Dealing with duplicate images

When I was cleaning up my computer recently, I noticed that I had about 10 gigs of photos. That is a lot of photos. You know what? I don’t actually take that many pictures. A quick look showed me that I had many exact duplicates. I had downloaded the same photos several places, and over the years, all of the duplicates ended up on my desktop computer, taking up space on my desktop and my cloud based backup. Over the years the problem has gotten worse, because I simply don’t have the time or the inclination to look through all my photos and figure out the duplicates.

Fortunately, I don’t have to. I simply did a quick search on google for “identify duplicate pictures.” The result was this very helpful article, 5 ways to find duplicate image files. The article recommended several free tools, I picked the one the author felt was the best, VisiPics.

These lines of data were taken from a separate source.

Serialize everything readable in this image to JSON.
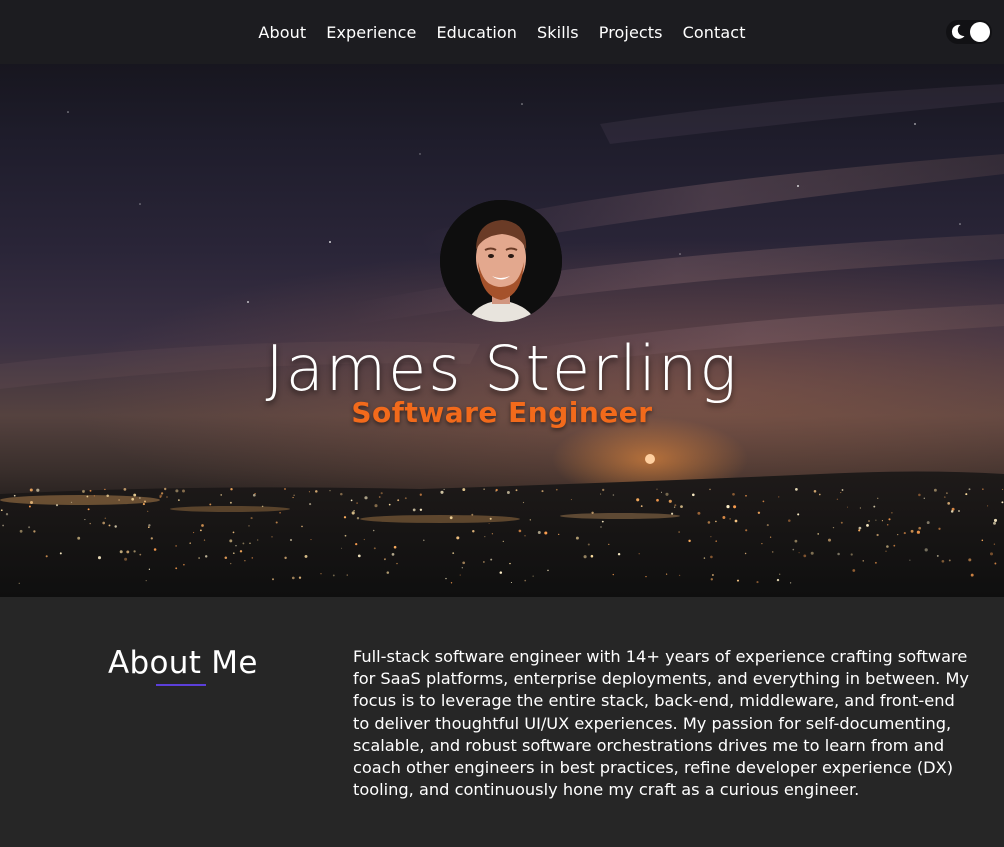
{
  "nav": {
    "links": [
      "About",
      "Experience",
      "Education",
      "Skills",
      "Projects",
      "Contact"
    ],
    "theme_toggle": {
      "moon_icon": "moon-icon",
      "state": "dark"
    }
  },
  "hero": {
    "name": "James Sterling",
    "title": "Software Engineer",
    "avatar_icon": "profile-photo",
    "accent_color": "#f26a1b"
  },
  "about": {
    "heading": "About Me",
    "body": "Full-stack software engineer with 14+ years of experience crafting software for SaaS platforms, enterprise deployments, and everything in between. My focus is to leverage the entire stack, back-end, middleware, and front-end to deliver thoughtful UI/UX experiences. My passion for self-documenting, scalable, and robust software orchestrations drives me to learn from and coach other engineers in best practices, refine developer experience (DX) tooling, and continuously hone my craft as a curious engineer.",
    "underline_color": "#5b3fd9"
  }
}
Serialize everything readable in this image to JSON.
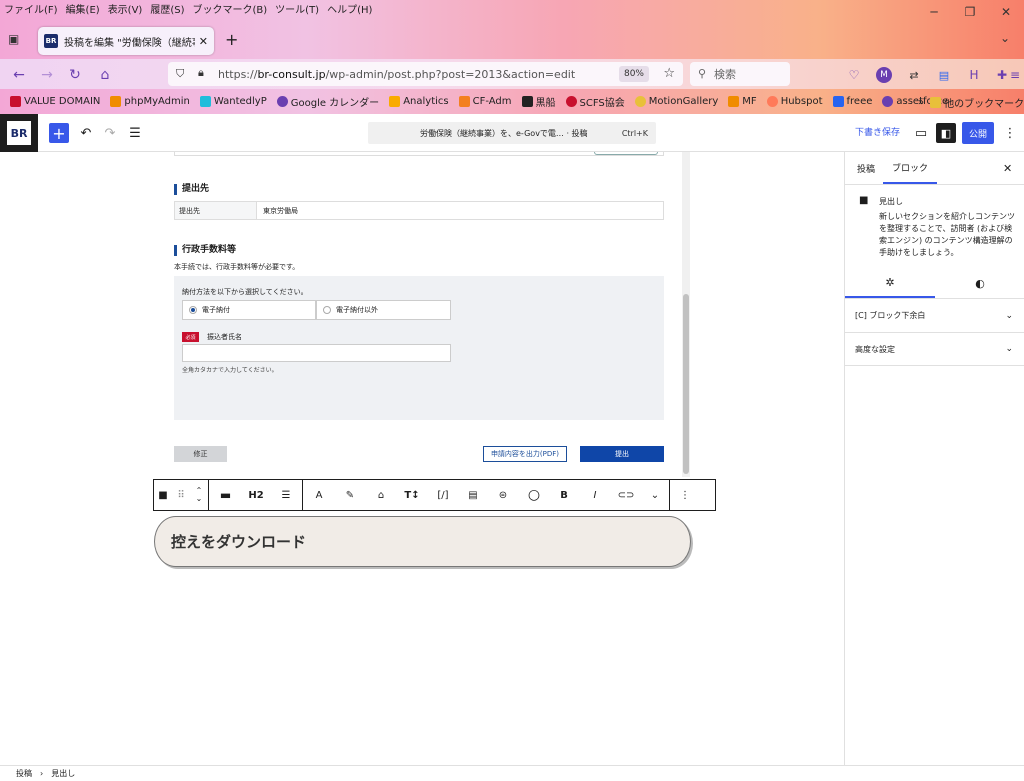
{
  "menubar": [
    "ファイル(F)",
    "編集(E)",
    "表示(V)",
    "履歴(S)",
    "ブックマーク(B)",
    "ツール(T)",
    "ヘルプ(H)"
  ],
  "browser": {
    "tab_title": "投稿を編集 \"労働保険（継続事業",
    "tab_favicon": "BR",
    "url_prefix": "https://",
    "url_domain": "br-consult.jp",
    "url_path": "/wp-admin/post.php?post=2013&action=edit",
    "zoom": "80%",
    "search_placeholder": "検索",
    "bookmarks": [
      {
        "label": "VALUE DOMAIN",
        "color": "#c8102e"
      },
      {
        "label": "phpMyAdmin",
        "color": "#f08c00"
      },
      {
        "label": "WantedlyP",
        "color": "#21bddb"
      },
      {
        "label": "Google カレンダー",
        "color": "#6a3fb0"
      },
      {
        "label": "Analytics",
        "color": "#f9ab00"
      },
      {
        "label": "CF-Adm",
        "color": "#f38020"
      },
      {
        "label": "黒船",
        "color": "#222222"
      },
      {
        "label": "SCFS協会",
        "color": "#c8102e"
      },
      {
        "label": "MotionGallery",
        "color": "#e8c03a"
      },
      {
        "label": "MF",
        "color": "#f08c00"
      },
      {
        "label": "Hubspot",
        "color": "#ff7a59"
      },
      {
        "label": "freee",
        "color": "#2864f0"
      },
      {
        "label": "assetforce",
        "color": "#6a3fb0"
      }
    ],
    "other_bookmarks": "他のブックマーク",
    "profile_initial": "M"
  },
  "wp": {
    "logo": "BR",
    "command_bar": "労働保険（継続事業）を、e-Govで電… · 投稿",
    "command_shortcut": "Ctrl+K",
    "save_draft": "下書き保存",
    "publish": "公開"
  },
  "content": {
    "sec1_title": "提出先",
    "sec1_label": "提出先",
    "sec1_value": "東京労働局",
    "sec2_title": "行政手数料等",
    "sec2_desc": "本手続では、行政手数料等が必要です。",
    "payment_prompt": "納付方法を以下から選択してください。",
    "radio_1": "電子納付",
    "radio_2": "電子納付以外",
    "required_badge": "必須",
    "payer_label": "振込者氏名",
    "payer_hint": "全角カタカナで入力してください。",
    "btn_edit": "修正",
    "btn_pdf": "申請内容を出力(PDF)",
    "btn_submit": "提出"
  },
  "toolbar": {
    "heading_level": "H2",
    "bold": "B",
    "italic": "I",
    "code": "[/]"
  },
  "heading_block": {
    "text": "控えをダウンロード"
  },
  "sidebar": {
    "tab_post": "投稿",
    "tab_block": "ブロック",
    "block_name": "見出し",
    "block_desc": "新しいセクションを紹介しコンテンツを整理することで、訪問者 (および検索エンジン) のコンテンツ構造理解の手助けをしましょう。",
    "panel_1": "[C] ブロック下余白",
    "panel_2": "高度な設定"
  },
  "breadcrumb": [
    "投稿",
    "見出し"
  ],
  "colors": {
    "accent": "#3858e9",
    "brand": "#1c4e9a",
    "required": "#c8102e"
  }
}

The program is very easy to use. Simply add the directory (or directories) containing your pictures to the program, and it searches for duplicates. You may choose whether you want the search to be strict, i.e. exact duplicates, or loose, sharing enough similarities that they could be duplicates. I chose the default midrange, and ended up deleting about 100 pictures. I knew I had a lot more duplicates than that, so I set the program to loose. Once I did so I found a few photos noted as duplicates that didn’t make sense, but the rest were very close to one another. For example, two shots in a row with very minor differences.  Using this tool I deleted almost 700 photos.

The software doesn’t just delete the photos on its own, it shows thumbnails and you choose which ones to delete, so you needn’t fear that you will lose a valuable photograph.